Farm leaders have demanded an orderly Brexit by Wednesday next week and repeated warnings over the devastating impact a no-deal Brexit would have on the sector.
The UK Farming Roundtable, which comprises representatives from farming organisations including NFU Scotland, has written to all MPs urging them to unite around a single option for Brexit by the end of Wednesday, April 3.
In the event of this not happening, they say the UK Government must request a further extension to the Article 50 negotiations.
The letter states: “We are intensely frustrated at the continuing impasse over the UK’s departure from the EU and urge you to take whatever steps are necessary, right now, to ensure the UK does not leave without a deal in the coming days.
“Government and parliament must ensure our departure from the EU is an orderly one.

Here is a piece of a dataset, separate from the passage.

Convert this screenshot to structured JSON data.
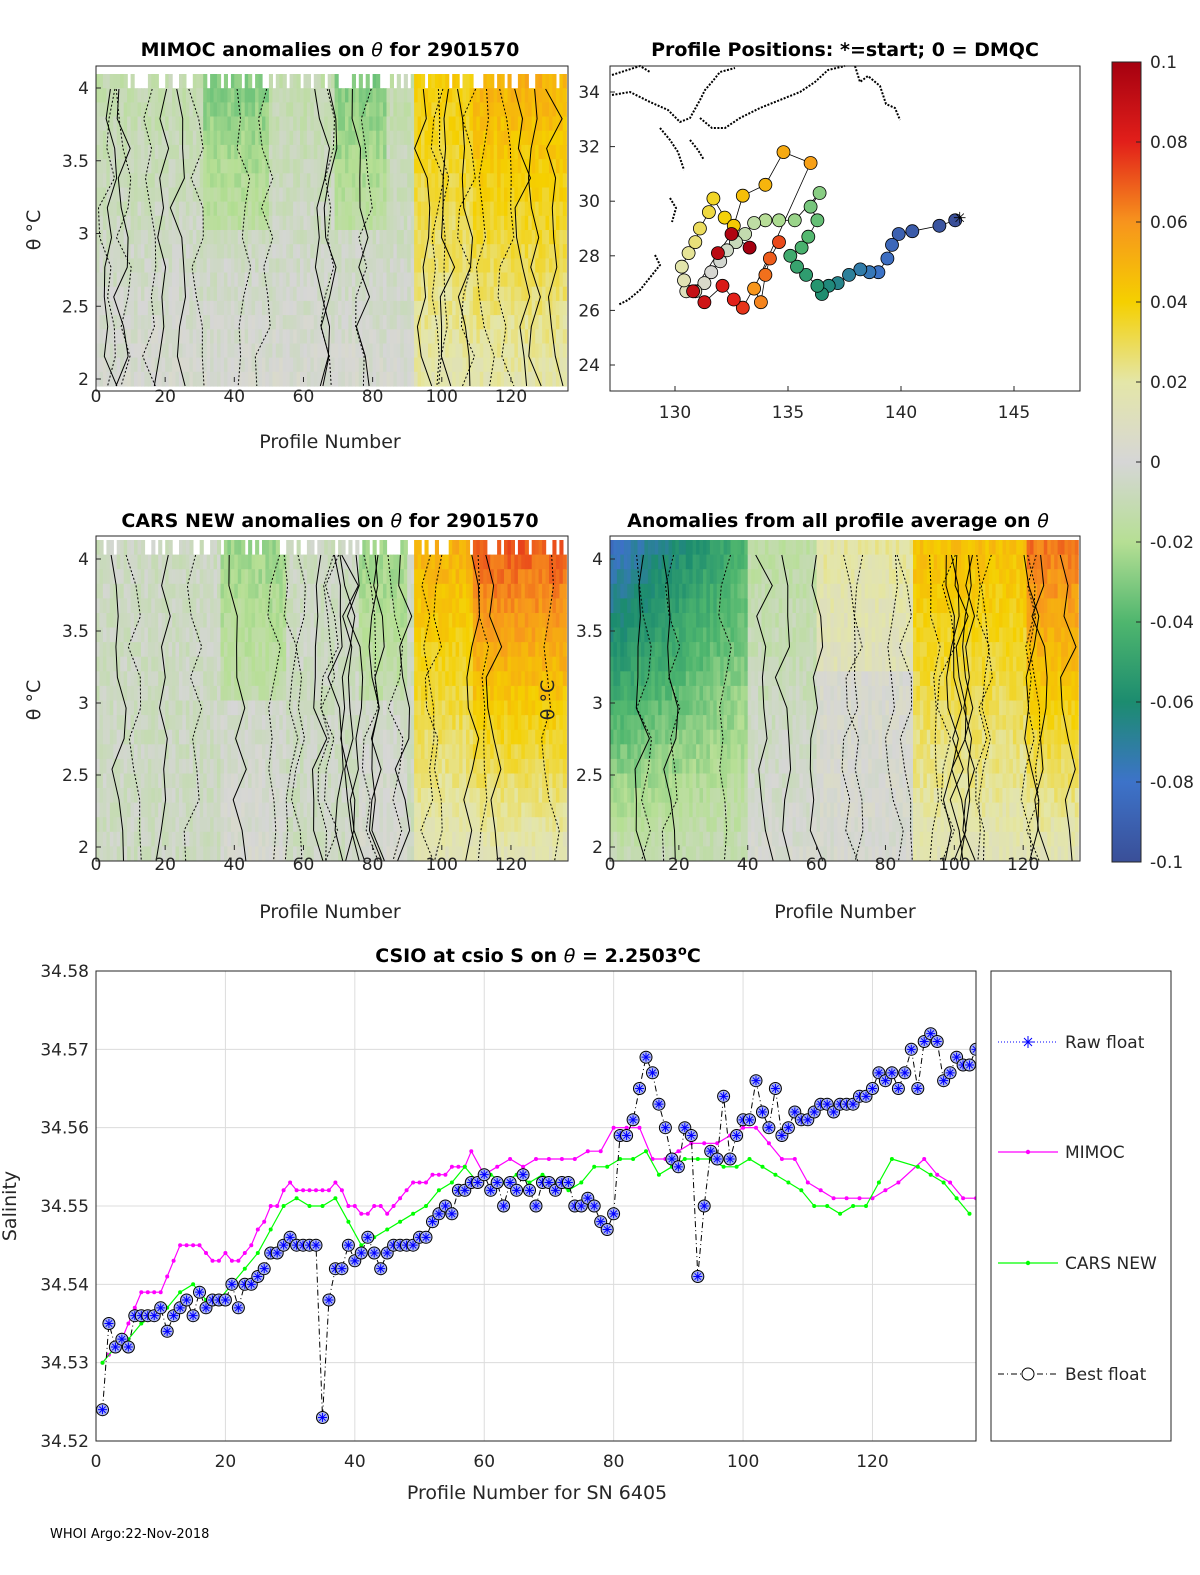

The farming sector is clear that leaving without a deal would cause huge economic damage to British farming.”
The roundtable said the farming sector had consistently warned MPs of the severe consequences of a no-deal on not only the agricultural and horticultural sectors, but also on food supply in the UK and how the farmed environment is managed.

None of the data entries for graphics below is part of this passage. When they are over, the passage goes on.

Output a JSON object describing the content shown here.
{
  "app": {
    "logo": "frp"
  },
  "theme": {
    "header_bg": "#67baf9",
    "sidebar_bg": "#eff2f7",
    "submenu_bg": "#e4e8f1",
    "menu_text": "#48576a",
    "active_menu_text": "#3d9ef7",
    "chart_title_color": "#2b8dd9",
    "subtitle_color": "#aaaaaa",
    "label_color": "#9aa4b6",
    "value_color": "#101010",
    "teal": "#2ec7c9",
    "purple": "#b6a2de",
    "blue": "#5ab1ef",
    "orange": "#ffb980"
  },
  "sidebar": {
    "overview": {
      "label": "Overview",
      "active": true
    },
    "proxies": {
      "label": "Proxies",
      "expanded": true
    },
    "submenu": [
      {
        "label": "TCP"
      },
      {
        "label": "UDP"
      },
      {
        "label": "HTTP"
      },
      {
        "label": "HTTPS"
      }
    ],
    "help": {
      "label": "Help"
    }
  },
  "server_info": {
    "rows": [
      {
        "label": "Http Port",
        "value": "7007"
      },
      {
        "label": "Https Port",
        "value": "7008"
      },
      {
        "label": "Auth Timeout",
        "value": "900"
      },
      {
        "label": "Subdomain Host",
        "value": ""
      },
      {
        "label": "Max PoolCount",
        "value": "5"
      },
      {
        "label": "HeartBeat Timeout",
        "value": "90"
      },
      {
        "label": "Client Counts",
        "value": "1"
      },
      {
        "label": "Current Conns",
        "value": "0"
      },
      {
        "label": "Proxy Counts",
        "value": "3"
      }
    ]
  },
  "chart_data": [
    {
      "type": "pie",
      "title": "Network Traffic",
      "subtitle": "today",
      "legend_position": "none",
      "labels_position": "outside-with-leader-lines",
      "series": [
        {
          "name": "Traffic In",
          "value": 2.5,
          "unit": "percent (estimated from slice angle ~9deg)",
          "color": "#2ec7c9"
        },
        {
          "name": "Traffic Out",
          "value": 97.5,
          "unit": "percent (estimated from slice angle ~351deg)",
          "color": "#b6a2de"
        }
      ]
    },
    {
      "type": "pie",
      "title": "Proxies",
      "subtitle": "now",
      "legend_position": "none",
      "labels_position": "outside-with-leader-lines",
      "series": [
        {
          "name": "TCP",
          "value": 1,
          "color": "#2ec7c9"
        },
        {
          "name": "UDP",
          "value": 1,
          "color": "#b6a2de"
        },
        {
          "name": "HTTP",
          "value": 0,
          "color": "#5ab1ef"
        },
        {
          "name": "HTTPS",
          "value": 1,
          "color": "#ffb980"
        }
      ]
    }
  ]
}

“To this end, if parliament has failed to coalesce around a single and clear option for an orderly departure from the EU by the end of the day on Wednesday April 3, Government must request an extension from the EU27 to the Article 50 negotiations,” continued the letter.
“This extension must be of sufficient length to allow government and MPs to agree a stable way forward out of the current impasse that ensures a stable operating environment for farm businesses. “
The farm leaders said an extension of just a matter of weeks would not be acceptable.
They added: “ It is unacceptable for farming – and for wider British businesses – to be in a perpetual state of uncertainty with no clear idea of the trading conditions they could be operating under in just a matter of days.
“This extreme uncertainty is already having real-world impacts on British farming and food production, with investments being put on hold, critical jobs remaining unfilled and farm-gate prices facing increasing downward pressure.
“Time is almost up. MPs must now consider the concessions they will need to accommodate to bring to an end the enormous and damaging uncertainty that is already undermining our food and farming sectors, not to mention the wider economy.”